For partner nations open to extending the life of the ISS, a Russian exit causes an issue primarily in replacing the Soyuz rocket which has been instrumental in both constructing and supplying the station, as well as keeping the station in orbit with regular boosts. Since the 2003 Space Shuttle Columbia disaster, and the Space Shuttle’s subsequent retirement in 2011, Soyuz has been critical to the success of the ISS. The rocket has performed around 60% of crewed and un-crewed missions to man and resupply the station. For a decade, there have been few Western alternatives that can match Soyuz in terms of reliability and value-for-money. However, the war in Ukraine has arrived at a moment in the development of the Western space industry where several platforms and companies are reaching maturity. For example, Nasa has begun testing the Northrop Grumman’s Cygnus spacecraft for use in periodic reboots to keep the station in orbit. Additionally, in 2020 SpaceX successfully launched Nasa astronauts to the ISS in its Crew Dragon craft. Whilst the West has previously relied on Russian involvement in the ISS program, this is no longer the case. Therefore, the greatest threat to the ISS, and the space environment in general, posed by the war in Ukraine is a degradation of the cooperative spirit which had previously existed.

The space environment is becoming increasingly insular, with a growing group of individual nations pursuing separate programs independently. The future of the Russian space industry is quite bleak, given the intensity of sanctions imposed following the invasion of Ukraine. Indeed, Russia is already suffering from a shortage of vital technological components. Currently, Roscosmos is planning to replace the ISS with a national station called the Russian Orbital Service Station (ROSS), which will be placed in a 400km sun-synchronous orbit allowing for high-frequency observations of Russia and easier access to the station. The core module of ROSS, (Science Power Module-1), was scheduled to be launched in 2024 as Russian left the ISS. Following a redesign delay, Science Power Module-1 is now scheduled for launch in 2025. However, Ukraine-related sanctions will make R&D difficult, and this schedule could slip even further. Additionally, there is limited scope for international cooperation to support the Russian space industry. There is no longer an operational need in the West for Russian rockets, with viable Western platforms. This, combined with a prevailing anti-Kremlin political spirit, renders the West a closed market to the Russian space industry. However, even countries which have been less damning of Russia’s invasion of Ukraine, such as China and India, are not definite opportunities for the Russian space industry. Both are developing national space programs, with China rapidly developing a capable domestic industrial base. Whilst Russia may be able to procure parts and technology from these countries, collaborative programs are unlikely.

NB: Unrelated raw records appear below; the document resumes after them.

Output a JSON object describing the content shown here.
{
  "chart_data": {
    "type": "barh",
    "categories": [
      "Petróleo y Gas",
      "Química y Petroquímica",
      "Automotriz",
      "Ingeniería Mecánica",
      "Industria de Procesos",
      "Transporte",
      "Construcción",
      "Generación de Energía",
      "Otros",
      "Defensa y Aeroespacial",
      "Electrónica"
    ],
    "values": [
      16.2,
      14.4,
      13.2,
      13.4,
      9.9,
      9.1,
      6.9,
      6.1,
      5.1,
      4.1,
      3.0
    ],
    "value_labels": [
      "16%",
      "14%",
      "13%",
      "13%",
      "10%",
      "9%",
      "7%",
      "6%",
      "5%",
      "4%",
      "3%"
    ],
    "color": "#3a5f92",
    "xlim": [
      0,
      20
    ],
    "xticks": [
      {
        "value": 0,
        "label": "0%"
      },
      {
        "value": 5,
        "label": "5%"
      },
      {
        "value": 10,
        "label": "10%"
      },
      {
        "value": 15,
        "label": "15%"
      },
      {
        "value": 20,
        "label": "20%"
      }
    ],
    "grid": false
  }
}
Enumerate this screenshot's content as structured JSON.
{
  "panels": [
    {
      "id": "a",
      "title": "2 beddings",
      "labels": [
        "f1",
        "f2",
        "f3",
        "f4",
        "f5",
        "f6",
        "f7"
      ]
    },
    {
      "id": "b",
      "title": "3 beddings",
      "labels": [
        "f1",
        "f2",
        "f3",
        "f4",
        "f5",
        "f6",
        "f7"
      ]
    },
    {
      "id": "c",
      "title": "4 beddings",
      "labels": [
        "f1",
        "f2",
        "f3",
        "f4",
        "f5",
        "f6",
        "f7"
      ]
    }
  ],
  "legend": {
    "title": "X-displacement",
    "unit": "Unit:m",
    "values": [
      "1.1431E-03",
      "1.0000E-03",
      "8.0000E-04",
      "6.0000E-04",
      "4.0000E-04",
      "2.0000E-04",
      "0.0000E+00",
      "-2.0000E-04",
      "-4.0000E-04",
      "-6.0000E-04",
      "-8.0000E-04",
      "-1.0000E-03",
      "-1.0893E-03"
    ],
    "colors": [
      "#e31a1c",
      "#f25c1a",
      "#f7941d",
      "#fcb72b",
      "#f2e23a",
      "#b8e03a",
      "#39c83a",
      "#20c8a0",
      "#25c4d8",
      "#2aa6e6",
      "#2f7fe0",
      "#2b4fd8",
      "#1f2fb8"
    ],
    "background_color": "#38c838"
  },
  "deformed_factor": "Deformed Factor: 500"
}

Conversely, the outlook for the Western space industry is brighter. Commercial space firms are growing in capabilities, with privately developed stations a real possibility. It is expected that commercial space companies will be able to develop, construct, and operate space stations from end-to-end. In December 2021, Nasa signed an agreement with Northrop Grumman, Nanoracks, and Blue Origin to design space stations which would combine scientific and commercial activities. The war in Ukraine has negatively affected the global space industry in general, largely due to the war’s broader economic impact. It is expected that the growth of the industry will slow for 1-2 years, before accelerating again. In general, the war in Ukraine has highlighted the general trend away from international cooperation in space, towards national programs. As space capabilities grow, more states are seeking to capitalize on the economic, scientific and defense potential of space. As this trend accelerates, and the space environment becomes increasingly populated, the risk of incidents between platforms grows. In the absence of cooperative programs such as the ISS, the imposition of supranational regulations on space activities is becoming ever more acute.